The Frankfurt School
The Frankfurt School is/was a school of neo-Marxist critical theory, social research, and philosophy. The grouping emerged at the Institute for Social Research (Institut für Sozialforschung) of the University of Frankfurt am Main in Germany when Max Horkheimer became the Institute's director in 1930. The term "Frankfurt School" is an informal term used to designate the thinkers affiliated with the Institute for Social Research or who were influenced by it. It is not the title of any institution, and the main thinkers of the Frankfurt School did not use the term to describe themselves.

The Frankfurt School gathered together dissident Marxists, severe critics of capitalism who believed that some of Marx's followers had come to parrot a narrow selection of Marx's ideas, usually in defense of orthodox Communist or Social-Democratic parties. Influenced especially by the failure of working-class revolutions in Western Europe after World War I and by the rise of Nazism in an economically and technologically advanced nation (Germany), they took up the task of choosing what parts of Marx's thought might serve to clarify social conditions that Marx himself had never seen. They drew on other schools of thought to fill in Marx's perceived omissions. Max Weber exerted a major influence, as did Sigmund Freud (as in Herbert Marcuse's Freudo-Marxist synthesis in the 1954 work Eros and Civilization).

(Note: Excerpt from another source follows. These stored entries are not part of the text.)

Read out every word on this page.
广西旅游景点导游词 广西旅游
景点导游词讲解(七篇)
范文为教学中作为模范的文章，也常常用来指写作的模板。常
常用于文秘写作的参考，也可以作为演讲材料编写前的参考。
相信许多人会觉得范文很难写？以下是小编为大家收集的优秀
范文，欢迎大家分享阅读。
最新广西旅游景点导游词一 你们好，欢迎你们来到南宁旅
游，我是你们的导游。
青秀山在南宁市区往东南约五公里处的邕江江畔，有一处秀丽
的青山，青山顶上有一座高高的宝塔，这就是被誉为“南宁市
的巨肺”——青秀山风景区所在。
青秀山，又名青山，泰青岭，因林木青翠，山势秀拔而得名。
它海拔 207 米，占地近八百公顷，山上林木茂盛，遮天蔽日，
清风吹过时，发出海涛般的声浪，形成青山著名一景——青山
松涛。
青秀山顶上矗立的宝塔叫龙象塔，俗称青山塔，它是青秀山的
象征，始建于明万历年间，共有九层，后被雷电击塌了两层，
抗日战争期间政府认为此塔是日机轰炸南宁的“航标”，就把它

Their emphasis on the "critical" component of theory was derived significantly from their attempt to overcome the limits of positivism, crude materialism, and phenomenology by returning to Kant's critical philosophy and its successors in German idealism, principally Hegel's philosophy, with its emphasis on negation and contradiction as inherent properties of reality. A key influence also came from the publication in the 1930s of Marx's Economic-Philosophical Manuscripts and The German Ideology, which showed the continuity with Hegelianism that underlay Marx's thought. Marcuse was one of the first to articulate the theoretical significance of these texts.

The Frankfurt School is best known for a style of analysis called "critical theory." Critical theory is indebted to the ideas of German political philosopher Karl Marx in its emphasis on sources of domination and authority in society that impede the possibility of human freedom. It departs from Marxism, however, in locating the sources of domination in the realms of culture and ideology (system of beliefs), not solely in the economic structure of society. Critical theory takes the form of a critique of ideology by attempting to uncover distorting forms of consciousness, or ways of thinking. This technique draws heavily from the model of psychoanalysis proposed by the Austrian physician Sigmund Freud in its attempt to liberate people from illusions and constraints of their own making.